L’EBC insiste sur le fait « qu’il n’y a pas de censure quelque soit le thème abordé et réaffirme son engagement de pratiquer un journalisme sérieux et impartial, que les directrices transmises à ses journalistes respectent les points de vue contradictoires et préconisent la recherche de vérité dans la plus grande clarté ».
La liberté d’expression en danger
Des manifestations au Congrès dénoncent la censure des contenus des télévisions publiques. (Intervozes)
A la fin de l’année, en novembre dernier, l’EBC a été incorporée au Programa de parcerias de investimentos, le programme de privatisation du gouvernement fédéral. Une analyse de vente partielle ou totale vient de commencer. Les autorités ont justifié cette initiative mentionnant des problèmes financiers, une faible audience et accusant l’entreprise d’être liée aux gouvernements du PT.
Mais ni l’EBC ni aucune société de médias publics n’ont jamais eu pour vocation d’être autonomes et parler de « déficit » ,comme le fait le gouvernement, n’a donc aucun sens. Si la Contribution pour le développement de la radiodiffusion publique, ayant fait l’objet d’une loi, était utilisée pour permettre au pays de financer l’EBC, il n’y aurait pas de problèmes de budget. La portée des signaux des chaînes gérées par l’EBC serait également plus étendue si des investissements dans son infrastructure de diffusion avaient été réalisés.

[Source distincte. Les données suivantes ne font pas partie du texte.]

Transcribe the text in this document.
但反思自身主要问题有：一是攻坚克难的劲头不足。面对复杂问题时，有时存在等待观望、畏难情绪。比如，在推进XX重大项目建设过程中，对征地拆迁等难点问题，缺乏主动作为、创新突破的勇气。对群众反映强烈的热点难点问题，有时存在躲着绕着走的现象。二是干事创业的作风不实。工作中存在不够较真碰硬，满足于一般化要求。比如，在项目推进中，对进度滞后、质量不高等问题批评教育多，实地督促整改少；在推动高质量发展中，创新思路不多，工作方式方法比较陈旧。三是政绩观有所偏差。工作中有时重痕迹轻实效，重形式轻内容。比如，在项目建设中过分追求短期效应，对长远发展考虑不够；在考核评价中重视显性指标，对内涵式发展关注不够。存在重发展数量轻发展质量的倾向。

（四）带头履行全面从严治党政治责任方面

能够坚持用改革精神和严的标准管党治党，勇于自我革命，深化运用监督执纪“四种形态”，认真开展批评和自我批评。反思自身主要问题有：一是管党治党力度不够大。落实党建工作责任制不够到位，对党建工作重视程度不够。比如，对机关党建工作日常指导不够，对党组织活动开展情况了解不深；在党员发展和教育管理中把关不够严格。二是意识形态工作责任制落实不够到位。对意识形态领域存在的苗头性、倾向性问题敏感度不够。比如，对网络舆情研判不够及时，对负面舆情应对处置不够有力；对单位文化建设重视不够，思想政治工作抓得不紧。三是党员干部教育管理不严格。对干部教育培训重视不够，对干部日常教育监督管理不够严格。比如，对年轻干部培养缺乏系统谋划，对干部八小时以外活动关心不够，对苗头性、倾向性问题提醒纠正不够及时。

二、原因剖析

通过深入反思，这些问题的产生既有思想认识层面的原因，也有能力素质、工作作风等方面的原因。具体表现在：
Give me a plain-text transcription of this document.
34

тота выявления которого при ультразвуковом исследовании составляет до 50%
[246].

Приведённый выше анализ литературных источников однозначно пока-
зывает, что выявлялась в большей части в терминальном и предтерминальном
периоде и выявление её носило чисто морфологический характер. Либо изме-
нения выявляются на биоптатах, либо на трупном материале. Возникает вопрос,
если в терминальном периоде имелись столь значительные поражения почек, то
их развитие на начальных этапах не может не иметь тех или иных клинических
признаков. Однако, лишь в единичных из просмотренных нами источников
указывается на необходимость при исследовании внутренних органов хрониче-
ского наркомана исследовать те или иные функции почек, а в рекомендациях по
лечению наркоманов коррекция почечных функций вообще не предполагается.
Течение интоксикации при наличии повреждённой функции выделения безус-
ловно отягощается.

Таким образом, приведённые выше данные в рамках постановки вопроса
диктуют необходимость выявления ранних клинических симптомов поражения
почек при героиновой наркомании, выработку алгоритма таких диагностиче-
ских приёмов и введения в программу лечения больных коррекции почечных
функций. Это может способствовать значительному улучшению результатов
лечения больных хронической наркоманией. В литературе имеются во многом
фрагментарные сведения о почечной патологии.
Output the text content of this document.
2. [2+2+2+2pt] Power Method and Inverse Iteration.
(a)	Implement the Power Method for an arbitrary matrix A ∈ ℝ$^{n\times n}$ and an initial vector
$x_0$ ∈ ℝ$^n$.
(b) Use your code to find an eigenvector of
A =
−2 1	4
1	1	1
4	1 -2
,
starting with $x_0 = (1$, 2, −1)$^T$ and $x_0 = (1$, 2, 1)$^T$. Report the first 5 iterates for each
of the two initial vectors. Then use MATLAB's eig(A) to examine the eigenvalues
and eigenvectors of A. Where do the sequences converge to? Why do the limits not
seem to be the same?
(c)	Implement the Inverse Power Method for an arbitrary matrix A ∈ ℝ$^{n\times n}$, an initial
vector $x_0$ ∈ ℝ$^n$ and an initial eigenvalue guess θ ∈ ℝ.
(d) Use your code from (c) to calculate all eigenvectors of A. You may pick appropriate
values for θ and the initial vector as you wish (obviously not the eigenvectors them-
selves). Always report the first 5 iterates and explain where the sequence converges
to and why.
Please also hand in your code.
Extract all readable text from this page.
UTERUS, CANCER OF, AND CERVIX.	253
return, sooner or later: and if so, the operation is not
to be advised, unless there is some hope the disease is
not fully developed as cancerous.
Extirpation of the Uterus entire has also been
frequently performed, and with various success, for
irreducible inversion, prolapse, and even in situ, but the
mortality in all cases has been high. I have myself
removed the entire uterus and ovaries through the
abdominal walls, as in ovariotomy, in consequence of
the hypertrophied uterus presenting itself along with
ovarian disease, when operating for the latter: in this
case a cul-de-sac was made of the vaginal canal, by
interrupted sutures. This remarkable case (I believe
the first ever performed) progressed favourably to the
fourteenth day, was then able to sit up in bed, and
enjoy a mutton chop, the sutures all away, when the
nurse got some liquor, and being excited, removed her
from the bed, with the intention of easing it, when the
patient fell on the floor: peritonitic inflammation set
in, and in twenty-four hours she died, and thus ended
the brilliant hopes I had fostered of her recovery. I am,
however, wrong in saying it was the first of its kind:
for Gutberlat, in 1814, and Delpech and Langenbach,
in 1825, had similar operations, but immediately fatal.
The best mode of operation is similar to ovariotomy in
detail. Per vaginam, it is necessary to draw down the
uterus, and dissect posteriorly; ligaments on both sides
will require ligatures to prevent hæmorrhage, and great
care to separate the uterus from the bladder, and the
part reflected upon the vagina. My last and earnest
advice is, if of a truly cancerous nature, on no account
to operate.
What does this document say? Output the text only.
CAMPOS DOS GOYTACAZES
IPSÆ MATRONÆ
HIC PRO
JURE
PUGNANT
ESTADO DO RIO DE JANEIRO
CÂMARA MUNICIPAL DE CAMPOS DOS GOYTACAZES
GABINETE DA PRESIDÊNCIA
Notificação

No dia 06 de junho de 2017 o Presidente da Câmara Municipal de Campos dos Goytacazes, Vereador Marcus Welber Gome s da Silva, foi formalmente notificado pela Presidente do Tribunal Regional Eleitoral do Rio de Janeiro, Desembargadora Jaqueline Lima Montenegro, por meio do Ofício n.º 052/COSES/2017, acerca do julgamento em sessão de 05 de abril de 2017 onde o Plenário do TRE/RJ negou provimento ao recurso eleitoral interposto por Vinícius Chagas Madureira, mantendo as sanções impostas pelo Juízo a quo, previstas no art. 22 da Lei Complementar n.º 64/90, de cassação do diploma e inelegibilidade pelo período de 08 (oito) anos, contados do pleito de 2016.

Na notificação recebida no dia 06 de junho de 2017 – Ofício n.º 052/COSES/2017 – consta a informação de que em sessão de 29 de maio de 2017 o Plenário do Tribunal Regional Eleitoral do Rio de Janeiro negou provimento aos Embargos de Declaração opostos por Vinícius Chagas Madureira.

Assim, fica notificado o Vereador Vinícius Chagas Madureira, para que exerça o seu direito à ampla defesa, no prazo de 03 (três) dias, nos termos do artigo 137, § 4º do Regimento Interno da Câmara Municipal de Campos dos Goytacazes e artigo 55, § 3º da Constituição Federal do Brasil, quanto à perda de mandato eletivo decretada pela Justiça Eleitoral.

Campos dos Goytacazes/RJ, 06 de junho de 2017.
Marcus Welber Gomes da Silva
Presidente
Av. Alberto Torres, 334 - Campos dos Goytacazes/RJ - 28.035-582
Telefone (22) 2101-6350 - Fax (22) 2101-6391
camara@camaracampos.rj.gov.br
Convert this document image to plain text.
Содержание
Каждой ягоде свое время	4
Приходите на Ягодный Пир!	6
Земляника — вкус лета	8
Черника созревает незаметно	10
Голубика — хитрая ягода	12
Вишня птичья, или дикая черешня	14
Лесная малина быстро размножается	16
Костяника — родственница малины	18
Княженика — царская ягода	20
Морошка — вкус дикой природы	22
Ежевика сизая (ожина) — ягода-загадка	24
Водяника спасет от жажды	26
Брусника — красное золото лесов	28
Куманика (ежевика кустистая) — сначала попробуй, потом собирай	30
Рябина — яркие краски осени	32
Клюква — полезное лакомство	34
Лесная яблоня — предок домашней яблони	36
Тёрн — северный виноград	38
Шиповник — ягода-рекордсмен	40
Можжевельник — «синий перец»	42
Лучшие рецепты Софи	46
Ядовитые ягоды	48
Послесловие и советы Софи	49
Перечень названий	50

Lors d’une visite au Brésil en septembre 2019, le rapporteur spécial pour la liberté d’expression de la Commission inter-américaine des droits humains, Edison Lanza, a défendu la nécessité de la part des gouvernements de maintenir un système pluriel de communication et un financement adéquat du système public de diffusion. Il a rappelé que la diffusion publique d’informations ne doit pas revêtir un caractère gouvernemental mais être « avant tout liée aux intérêts de la population et offrir des garanties et des moyens de contrôles pour qu’elle ne soit pas utilisée par les gouvernements, quelque soit leur tendance, à des fins politiques ou partisanes. Elle doit proposer une programmation indépendante qui lui permette même de questionner les initiatives du gouvernement ».
Selon Lanza, la liberté d’expression est menacée au Brésil et le Président essaie d’imposer « un récit unique » et « sa vision des valeurs ».